La conquête de l’Irak par les Etats-Unis (2003) puis l’effet d’attraction des révolutions/mouvements arabes en Syrie a fait basculer une partie de la société syrienne dans la protestation puis la lutte armée alors que le pouvoir ne savait opposer que la violence – unique recette bien éprouvée par quarante ans de règne de la famille Assad. Mais celle-ci a fait long feu avec pour seule et dramatique conséquence de faire passer l’opposition au départ non violente à la lutte armée sans merci.
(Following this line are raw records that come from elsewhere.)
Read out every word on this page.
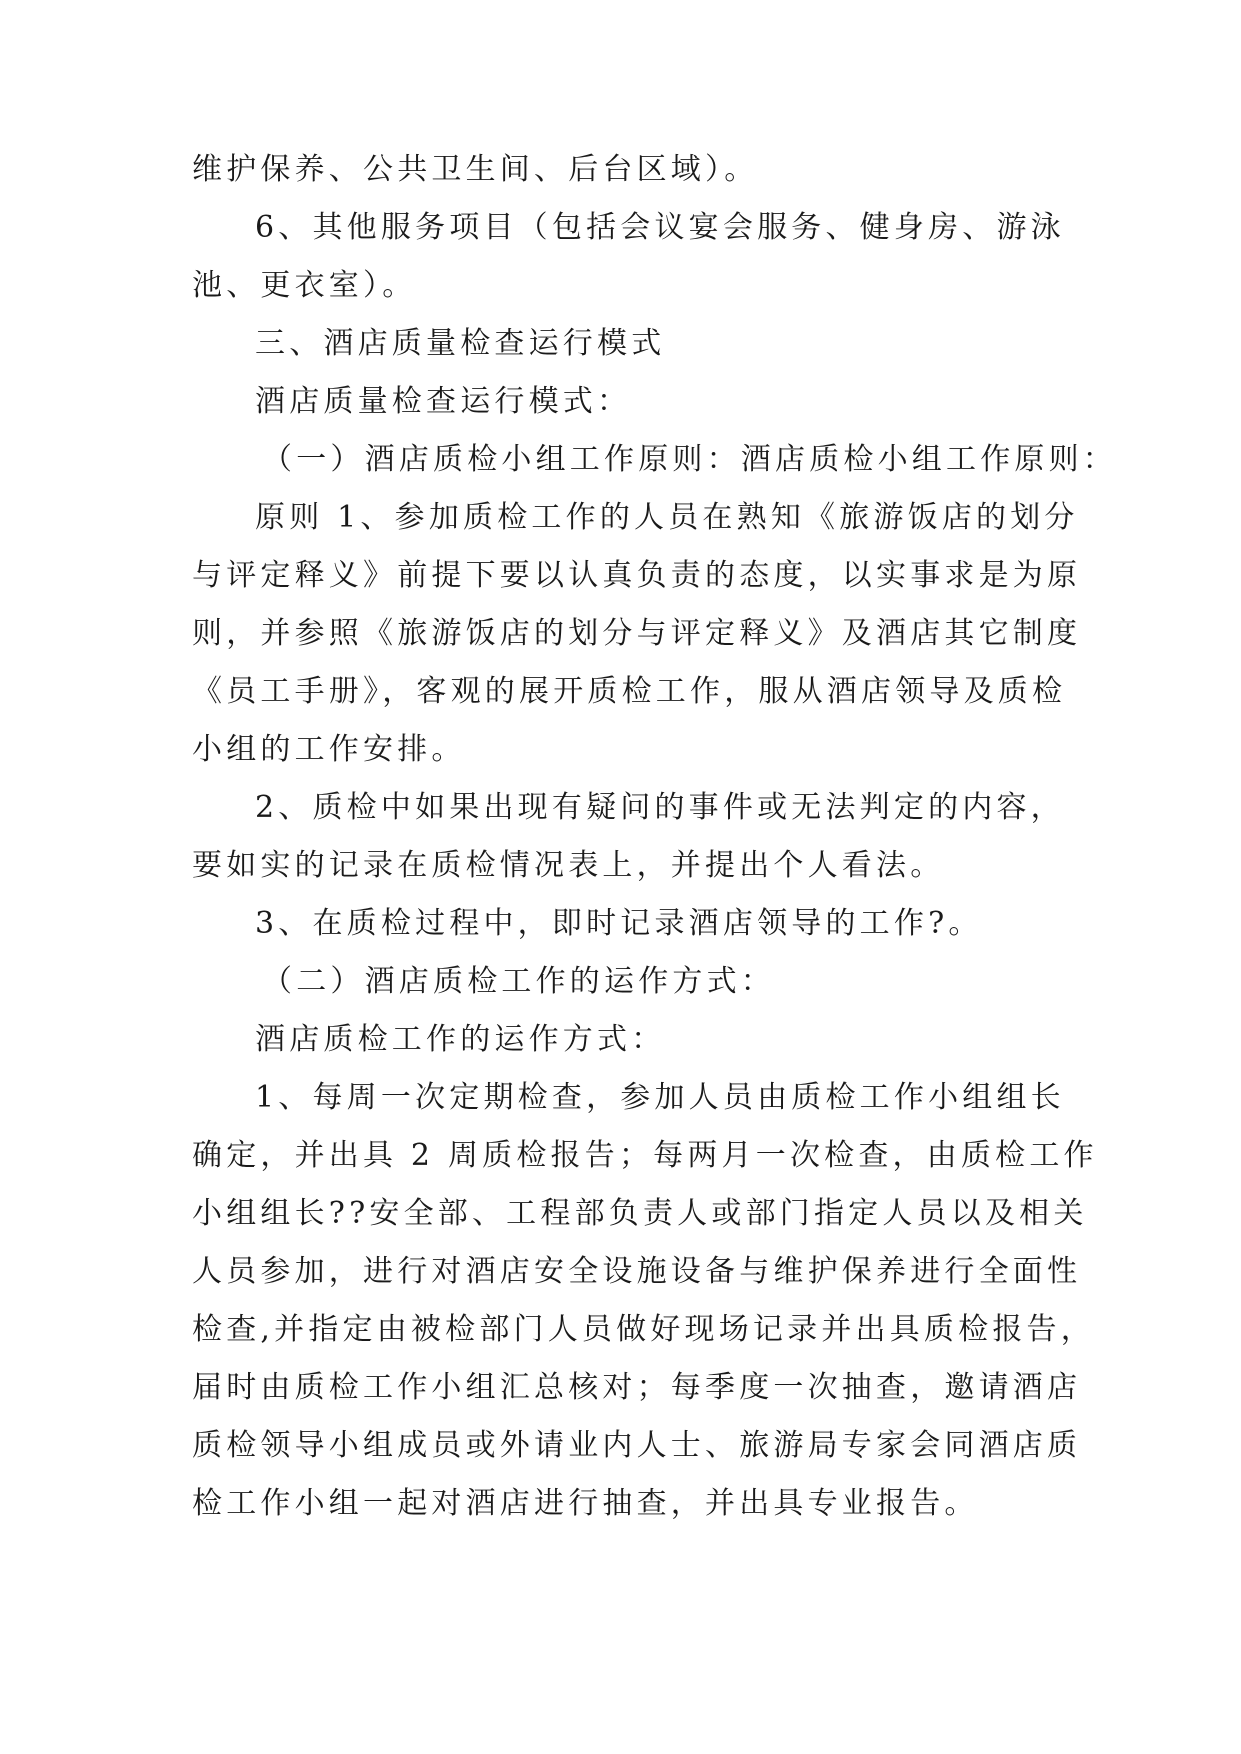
维护保养、公共卫生间、后台区域）。
6、其他服务项目（包括会议宴会服务、健身房、游泳
池、更衣室）。
三、酒店质量检查运行模式
酒店质量检查运行模式：
（一）酒店质检小组工作原则：酒店质检小组工作原则：
原则 1、参加质检工作的人员在熟知《旅游饭店的划分
与评定释义》前提下要以认真负责的态度，以实事求是为原
则，并参照《旅游饭店的划分与评定释义》及酒店其它制度
《员工手册》，客观的展开质检工作，服从酒店领导及质检
小组的工作安排。
2、质检中如果出现有疑问的事件或无法判定的内容，
要如实的记录在质检情况表上，并提出个人看法。
3、在质检过程中，即时记录酒店领导的工作?。
（二）酒店质检工作的运作方式：
酒店质检工作的运作方式：
1、每周一次定期检查，参加人员由质检工作小组组长
确定，并出具 2 周质检报告；每两月一次检查，由质检工作
小组组长??安全部、工程部负责人或部门指定人员以及相关
人员参加，进行对酒店安全设施设备与维护保养进行全面性
检查,并指定由被检部门人员做好现场记录并出具质检报告，
届时由质检工作小组汇总核对；每季度一次抽查，邀请酒店
质检领导小组成员或外请业内人士、旅游局专家会同酒店质
检工作小组一起对酒店进行抽查，并出具专业报告。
En août 2013, en dépit des initiatives internationales, les deux camps restent décidés à gagner et donc à détruire l’adversaire.
Ces deux « états de violence » (Frédéric Gros [26]) en Syrie et Irak, loin de produire un phénomène de repli nationaliste ont séparé les communautés. Derrière une fiction d’Etat fédéral, les espaces chiites, sunnites et kurdes se sont autonomisés et l’on semble s’acheminer vers une indépendance de fait du Kurdistan. En Syrie, la violence oppose un pays fidèle arcbouté autour du pouvoir alaouite et des minorités de tous ordres (chiite, chrétienne, ismaélienne) et d’une partie de la majorité sunnite traditionnellement fidèle au clan Assad alors que l’opposition se fragmente en groupes salafistes voire jihadistes dont le plus important d’entre eux (al-Nusra) a fait allégeance à Al Qaïda. Le pays court donc un double risque : soit la partition de fait si le pouvoir parvient à stabiliser le front en récupérant un « pays utile » Homs, Damas adossé au Mont Liban, Lattaquié avec la frange maritime et le Sud ; soit à l’épuration « confessionnelle » dans l’hypothèse de la victoire des groupes sunnites les plus radicaux. Cette situation de déstabilisation majeure, implique évidemment le Liban et son fragile équilibre, l’Irak mais aussi la Jordanie qui peine à assumer les centaines de milliers de réfugiés sur son sol alors même que le pouvoir royal est ébranlé par les forces internes en présence dans le pays (Frères Musulmans, Bédouins, etc.)
Bien sûr, tout le monde combat au nom de la Syrie. Mais quel est désormais le sens et le contenu de ce nom ? La même question se pose pour l’Irak. Les jihadistes universalistes ont réglé le problème en pensant l’unité globale du Moyen-Orient sous la « bannière du Prophète » (pour paraphraser la célèbre déclaration du docteur Al-Zawahiri). [27]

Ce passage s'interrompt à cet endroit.